C.   Masa Bercocok Tanam: Budaya Neolithik

Cara hidup berburu dan mengumpulkan makanan perlahan-lahan ditinggalkan. Seiring dengan itu, masyarakat memelihara hewan-hewan tertentu (pastoralisme). Sebagian kecil penduduk yang tinggal di tepi pantai memproduksi garam dan mencari ikan.
     Kegiatan bercocok tanam dilakukan dengan menebang dan membakar pohon-pohon dan belukar (slash and burn) sehingga terciptalah ladang-ladang yang memberikan hasil-hasil pertanian, meskipun sifatnya masih sederhana. Tanaman yang dikembangkan di antaranya keladi, pisang, kelapa, salak, rambutan, sukun, dan duku; sedangkan jenis hewan yang diternakkan di antaranya ayam, kerbau, anjing, dan babi.
     Sebagai konsekuensi dari tradisi baru itu (bercocok tanam), mereka sudah tinggal menetap (sedenter). Perkampungan terdiri atas tempat-tempat tinggal sederhana yang didiami secara berkelompok oleh beberapa keluarga. Bangunan tempat tinggal dibuat dari kayu atau bambu.
     Gotong royong juga telah menjadi bagian dari corak kehidupan masyarakat. Menebang hutan, membakar semak belukar, menabur benih, memetik hasil, membuat gerabah, kegiatan tukar-menukar, berburu dan menangkap ikan dilakukan secara gotong royong.
     Mereka juga mengenal pembagian kerja antara kaum wanita dengan laki-laki. Misalnya, pekerjaan berburu yang menghabiskan tenaga banyak dilakukan oleh para lelaki. Menangkap ikan yang dekat dengan tempat tinggal (sungai, rawa, atau tempat-tempat yang dangkal di danau-danau) dapat dilakukan oleh kaum wanita dan anak-anak, sedangkan  menangkap ikan di laut lepas pada umumnya dikerjakan oleh laki-laki. Selain itu, ada anggota masyarakat yang membuat beliung kasar di tempat yang disebut atelier, ada yang bertugas menghaluskan, dan sebagainya.

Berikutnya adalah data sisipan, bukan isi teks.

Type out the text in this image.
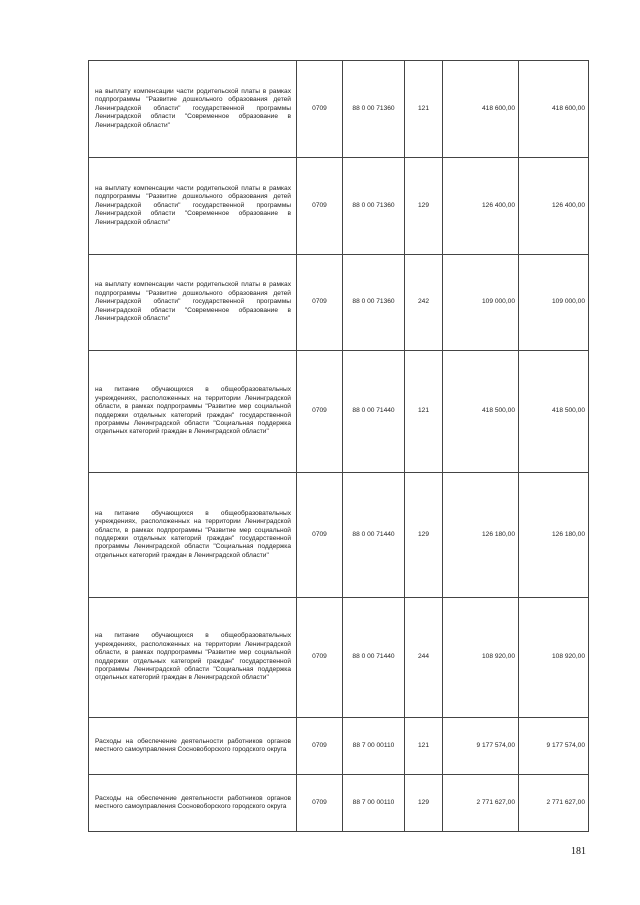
на выплату компенсации части родительской платы в рамках подпрограммы "Развитие дошкольного образования детей Ленинградской области" государственной программы Ленинградской области "Современное образование в Ленинградской области"	0709	88 0 00 71360	121	418 600,00	418 600,00
на выплату компенсации части родительской платы в рамках подпрограммы "Развитие дошкольного образования детей Ленинградской области" государственной программы Ленинградской области "Современное образование в Ленинградской области"	0709	88 0 00 71360	129	126 400,00	126 400,00
на выплату компенсации части родительской платы в рамках подпрограммы "Развитие дошкольного образования детей Ленинградской области" государственной программы Ленинградской области "Современное образование в Ленинградской области"	0709	88 0 00 71360	242	109 000,00	109 000,00
на питание обучающихся в общеобразовательных учреждениях, расположенных на территории Ленинградской области, в рамках подпрограммы "Развитие мер социальной поддержки отдельных категорий граждан" государственной программы Ленинградской области "Социальная поддержка отдельных категорий граждан в Ленинградской области"	0709	88 0 00 71440	121	418 500,00	418 500,00
на питание обучающихся в общеобразовательных учреждениях, расположенных на территории Ленинградской области, в рамках подпрограммы "Развитие мер социальной поддержки отдельных категорий граждан" государственной программы Ленинградской области "Социальная поддержка отдельных категорий граждан в Ленинградской области"	0709	88 0 00 71440	129	126 180,00	126 180,00
на питание обучающихся в общеобразовательных учреждениях, расположенных на территории Ленинградской области, в рамках подпрограммы "Развитие мер социальной поддержки отдельных категорий граждан" государственной программы Ленинградской области "Социальная поддержка отдельных категорий граждан в Ленинградской области"	0709	88 0 00 71440	244	108 920,00	108 920,00
Расходы на обеспечение деятельности работников органов местного самоуправления Сосновоборского городского округа	0709	88 7 00 00110	121	9 177 574,00	9 177 574,00
Расходы на обеспечение деятельности работников органов местного самоуправления Сосновоборского городского округа	0709	88 7 00 00110	129	2 771 627,00	2 771 627,00
181
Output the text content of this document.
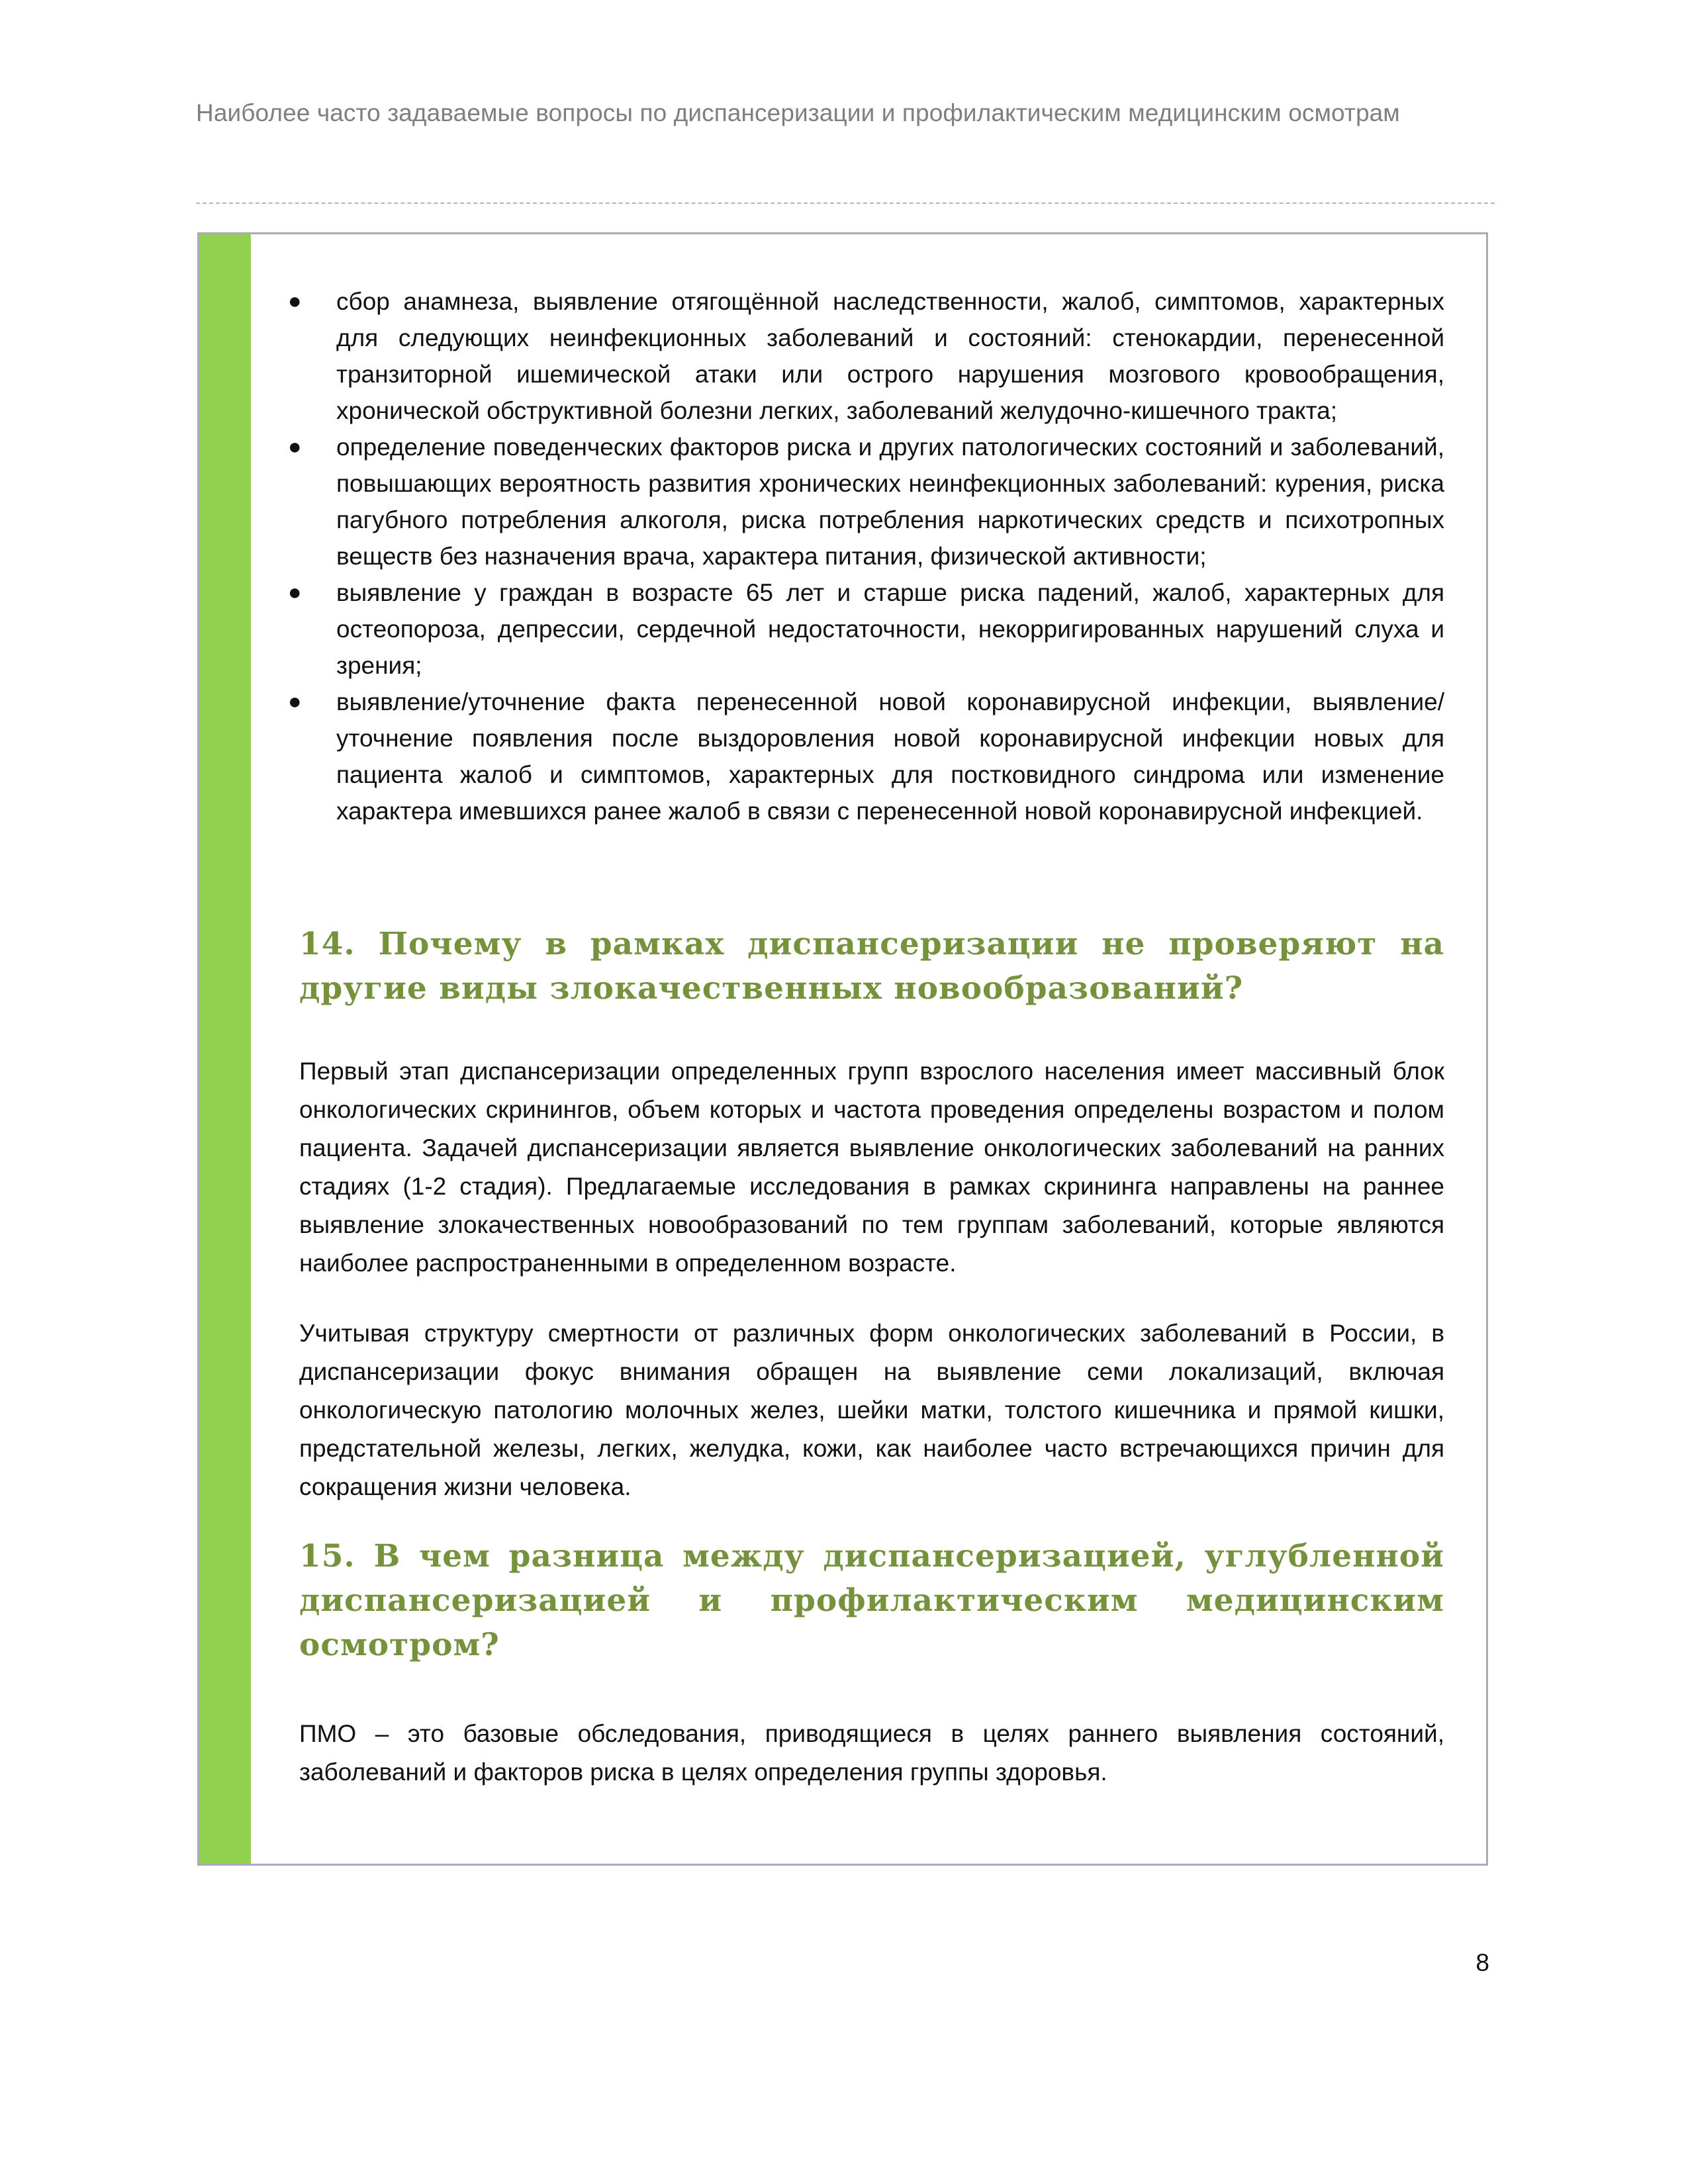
Наиболее часто задаваемые вопросы по диспансеризации и профилактическим медицинским осмотрам
● сбор анамнеза, выявление отягощённой наследственности, жалоб, симптомов, характерных для следующих неинфекционных заболеваний и состояний: стенокардии, перенесенной транзиторной ишемической атаки или острого нарушения мозгового кровообращения, хронической обструктивной болезни легких, заболеваний желудочно-кишечного тракта;
● определение поведенческих факторов риска и других патологических состояний и заболеваний, повышающих вероятность развития хронических неинфекционных заболеваний: курения, риска пагубного потребления алкоголя, риска потребления наркотических средств и психотропных веществ без назначения врача, характера питания, физической активности;
● выявление у граждан в возрасте 65 лет и старше риска падений, жалоб, характерных для остеопороза, депрессии, сердечной недостаточности, некорригированных нарушений слуха и зрения;
● выявление/уточнение факта перенесенной новой коронавирусной инфекции, выявление/уточнение появления после выздоровления новой коронавирусной инфекции новых для пациента жалоб и симптомов, характерных для постковидного синдрома или изменение характера имевшихся ранее жалоб в связи с перенесенной новой коронавирусной инфекцией.
14. Почему в рамках диспансеризации не проверяют на другие виды злокачественных новообразований?

Первый этап диспансеризации определенных групп взрослого населения имеет массивный блок онкологических скринингов, объем которых и частота проведения определены возрастом и полом пациента. Задачей диспансеризации является выявление онкологических заболеваний на ранних стадиях (1-2 стадия). Предлагаемые исследования в рамках скрининга направлены на раннее выявление злокачественных новообразований по тем группам заболеваний, которые являются наиболее распространенными в определенном возрасте.

Учитывая структуру смертности от различных форм онкологических заболеваний в России, в диспансеризации фокус внимания обращен на выявление семи локализаций, включая онкологическую патологию молочных желез, шейки матки, толстого кишечника и прямой кишки, предстательной железы, легких, желудка, кожи, как наиболее часто встречающихся причин для сокращения жизни человека.

15. В чем разница между диспансеризацией, углубленной диспансеризацией и профилактическим медицинским осмотром?

ПМО – это базовые обследования, приводящиеся в целях раннего выявления состояний, заболеваний и факторов риска в целях определения группы здоровья.

8
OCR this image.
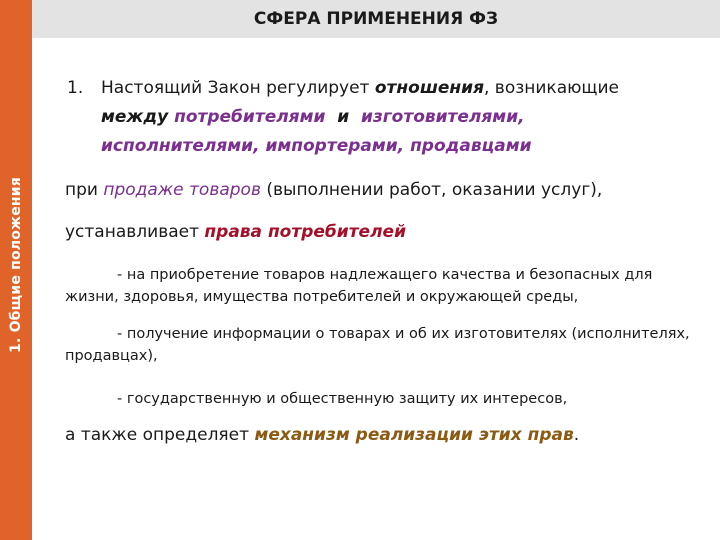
1. Общие положения
СФЕРА ПРИМЕНЕНИЯ ФЗ
1. Настоящий Закон регулирует отношения, возникающие

между потребителями  и  изготовителями,

исполнителями, импортерами, продавцами

при продаже товаров (выполнении работ, оказании услуг),

устанавливает права потребителей

- на приобретение товаров надлежащего качества и безопасных для жизни, здоровья, имущества потребителей и окружающей среды,

- получение информации о товарах и об их изготовителях (исполнителях, продавцах),

- государственную и общественную защиту их интересов,

а также определяет механизм реализации этих прав.
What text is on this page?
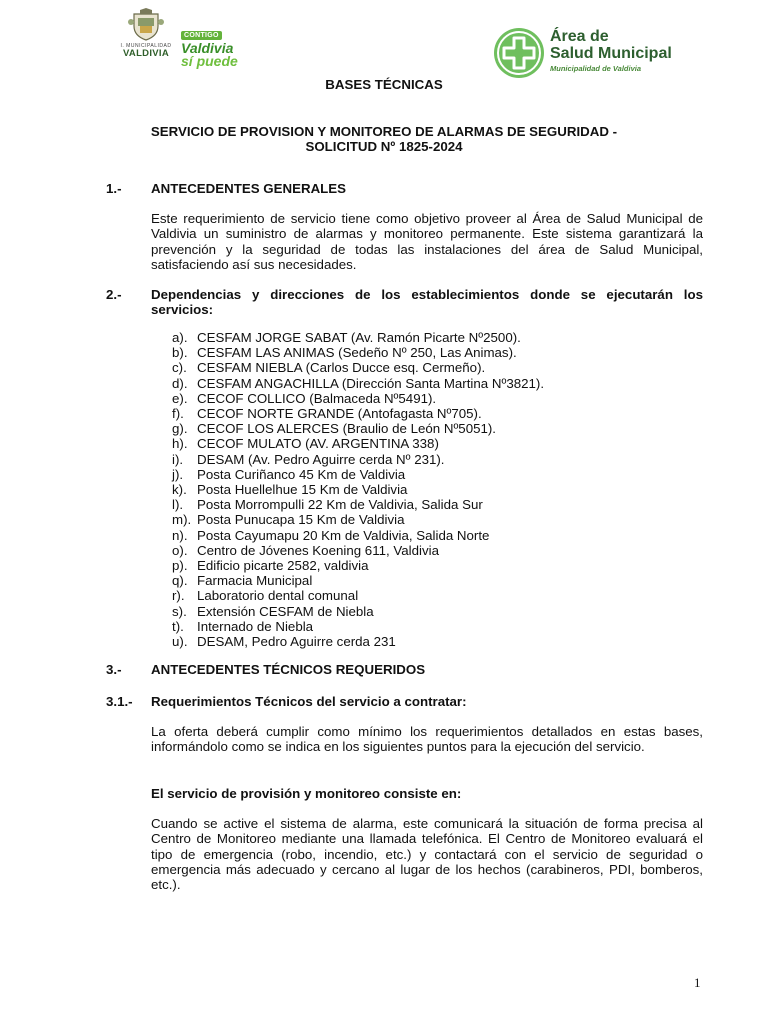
I. MUNICIPALIDAD
VALDIVIA
CONTIGO
Valdivia
sí puede
Área de
Salud Municipal
Municipalidad de Valdivia

BASES TÉCNICAS

SERVICIO DE PROVISION Y MONITOREO DE ALARMAS DE SEGURIDAD -

SOLICITUD Nº 1825-2024

1.- ANTECEDENTES GENERALES

Este requerimiento de servicio tiene como objetivo proveer al Área de Salud Municipal de Valdivia un suministro de alarmas y monitoreo permanente. Este sistema garantizará la prevención y la seguridad de todas las instalaciones del área de Salud Municipal, satisfaciendo así sus necesidades.

2.- Dependencias y direcciones de los establecimientos donde se ejecutarán los servicios:

a). CESFAM JORGE SABAT (Av. Ramón Picarte Nº2500).
b). CESFAM LAS ANIMAS (Sedeño Nº 250, Las Animas).
c). CESFAM NIEBLA (Carlos Ducce esq. Cermeño).
d). CESFAM ANGACHILLA (Dirección Santa Martina Nº3821).
e). CECOF COLLICO (Balmaceda Nº5491).
f). CECOF NORTE GRANDE (Antofagasta Nº705).
g). CECOF LOS ALERCES (Braulio de León Nº5051).
h). CECOF MULATO (AV. ARGENTINA 338)
i).	DESAM (Av. Pedro Aguirre cerda Nº 231).
j).	Posta Curiñanco 45 Km de Valdivia
k). Posta Huellelhue 15 Km de Valdivia
l).	Posta Morrompulli 22 Km de Valdivia, Salida Sur
m). Posta Punucapa 15 Km de Valdivia
n). Posta Cayumapu 20 Km de Valdivia, Salida Norte
o). Centro de Jóvenes Koening 611, Valdivia
p). Edificio picarte 2582, valdivia
q). Farmacia Municipal
r). Laboratorio dental comunal
s). Extensión CESFAM de Niebla
t). Internado de Niebla
u). DESAM, Pedro Aguirre cerda 231

3.- ANTECEDENTES TÉCNICOS REQUERIDOS

3.1.- Requerimientos Técnicos del servicio a contratar:

La oferta deberá cumplir como mínimo los requerimientos detallados en estas bases, informándolo como se indica en los siguientes puntos para la ejecución del servicio.

El servicio de provisión y monitoreo consiste en:

Cuando se active el sistema de alarma, este comunicará la situación de forma precisa al Centro de Monitoreo mediante una llamada telefónica. El Centro de Monitoreo evaluará el tipo de emergencia (robo, incendio, etc.) y contactará con el servicio de seguridad o emergencia más adecuado y cercano al lugar de los hechos (carabineros, PDI, bomberos, etc.).

1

D.   Masa Perundagian: Budaya Megalithik dan Budaya Logam
Masa ini disebut masa perundagian yaitu dari kata undagi yang berarti terampil karena pada masa ini muncul golongan undagi atau golongan yang terampil melakukan suatu jenis usaha tertentu, seperti membuat alat-alat dari logam, rumah  kayu, gerabah, perhiasan, dan sebagainya. Munculnya kemampuan membuat alat-alat dari logam tersebut tidak menggantikan  mata pencarian pokok: bercocok tanam.
     Dalam perkembangannya, alat-alat dari logam itu juga dipakai untuk tujuan ritual keagamaan, seiring dengan semakin berkembangnya sistem kepercayaan mereka dalam bentuk animism dan dinamisme.
     Sementara itu, penduduk Nusantara hidup secara menetap di desa-desa di daerah pegunungan, dataran rendah, dan di tepi pantai dalam tata kehidupan yang makin teratur dan terpimpin.

BAB 3
PENUTUP
KESIMPULAN DAN SARAN

A. Kesimpulan

Pada masa berburu dan mengumpulkan makanan tingkat sederhana, hidup manusia purba jenis Meganthropus, Pithecanthropus, dan Homo yang hidup secara nomaden atau berpindah-pindah dari satu tempat ke tempat yang lain mengikuti gerak benatang buruan serta sumber air.
     Masa berburu dan mengumpulkan makanan tingkat lanjut memiliki corak kehidupan sama  dengan masa sebelumnya, yaitu berburu dan mengumpulkan makanan dari alam. Bedanya hanya dalam alat-alat dan keterampilan yang mereka miliki. Mereka bertempat tinggal secara tidak tetap (semi-sedenter), terutama di gua-gua payung.
     Pada masa bercocok tanam manusia purba sudah mengenal kehidupan menetap (sedenter), pembagian kerja, gotong royong, dan pembuatan gerabah sederhana. Penduduk Nusantara hidup secara menetap di desa-desa di daerah pegunungan, dataran rendah, dan di tepi pantai dalam tata kehidupan yang makin teratur dan terpimpin

B. Saran

Kita patut bersyukur karena telah diberikan kemudahan dalam beraktifitas dan dicukupkan dalam segala kebutuhan oleh Tuhan.  Kita dapat mengambil banyak pelajaran dari kehidupan manusia purba pada masa lampau dan mengambil sisi positif serta mengembangkannya menjadi lebih baik. Sebagai manusia yang lebih maju tentu saja kita harus memiliki sikap dan sifat yang lebih baik daripada manusia pada zaman purba, seperti lebih suka dalam bergotong royong dan bekerja sama dalam menyelesaikan suatu permasalahan, tidak bersifat individualis atau egois.